In reality, of course, it begins with Black Friday, the day after Thanksgiving. (Though much less now than it did when my folks had, and I worked in, a retail business. At that point we went to a seven-day week, twelve-hour days, until Christmas.)

Prior to that, there is no Christmas, and even the hint of holiday music gets snapped off the radio, TV ads with the theme turned off, etc.

(no subject)

Date: 2005-11-22 02:23 pm (UTC)
From: [identity profile] nuveena.livejournal.com

I'm definitely in the Day-After-Thanksgiving crowd. However, I usually get urges to start the Christmas shopping in October.

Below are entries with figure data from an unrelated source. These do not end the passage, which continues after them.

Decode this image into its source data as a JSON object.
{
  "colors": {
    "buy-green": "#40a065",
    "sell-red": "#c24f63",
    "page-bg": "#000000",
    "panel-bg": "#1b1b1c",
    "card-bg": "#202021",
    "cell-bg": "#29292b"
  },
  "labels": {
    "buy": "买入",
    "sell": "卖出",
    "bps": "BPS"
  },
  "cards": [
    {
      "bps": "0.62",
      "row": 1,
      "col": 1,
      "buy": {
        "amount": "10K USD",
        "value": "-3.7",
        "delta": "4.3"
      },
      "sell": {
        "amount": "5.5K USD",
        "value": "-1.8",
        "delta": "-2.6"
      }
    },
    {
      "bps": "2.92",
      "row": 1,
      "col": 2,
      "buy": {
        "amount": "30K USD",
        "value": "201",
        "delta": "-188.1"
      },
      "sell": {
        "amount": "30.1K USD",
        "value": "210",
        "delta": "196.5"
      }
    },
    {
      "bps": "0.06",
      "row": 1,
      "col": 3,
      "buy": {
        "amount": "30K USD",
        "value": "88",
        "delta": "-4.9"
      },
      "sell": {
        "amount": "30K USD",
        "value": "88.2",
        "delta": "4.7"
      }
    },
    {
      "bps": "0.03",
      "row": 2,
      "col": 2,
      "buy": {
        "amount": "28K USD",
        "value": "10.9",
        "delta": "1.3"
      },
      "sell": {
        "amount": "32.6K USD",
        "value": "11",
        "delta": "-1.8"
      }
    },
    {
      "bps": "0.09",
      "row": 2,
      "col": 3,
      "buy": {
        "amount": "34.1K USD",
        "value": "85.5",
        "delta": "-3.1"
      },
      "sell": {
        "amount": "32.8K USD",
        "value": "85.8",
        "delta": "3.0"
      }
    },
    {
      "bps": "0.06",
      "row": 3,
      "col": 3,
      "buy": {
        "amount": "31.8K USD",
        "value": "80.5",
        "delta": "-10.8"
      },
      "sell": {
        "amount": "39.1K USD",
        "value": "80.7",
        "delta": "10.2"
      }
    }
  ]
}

This is probably pretty solidly in urban-legend territory, but there's a rumor going around that the reason they've started the Christmas marketing so early this year is that they want big sales before people realize how high their heating bills will be this year.

(no subject)

Date: 2005-11-22 05:27 pm (UTC)
From: [identity profile] eleri.livejournal.com
It's the Season when I can buy eggnog and candy canes :) I don't really do any celebrating or decorating until after Thanksgiving, though. Although I did finishe shopping way early this year.

(no subject)

Date: 2005-11-23 12:24 am (UTC)
From: [identity profile] blaisedec.livejournal.com
At the Carol Sing-a-Long at Darkover Grand Council, after we sing the Hallelujah Chorus around the pool at midnight Saturday night.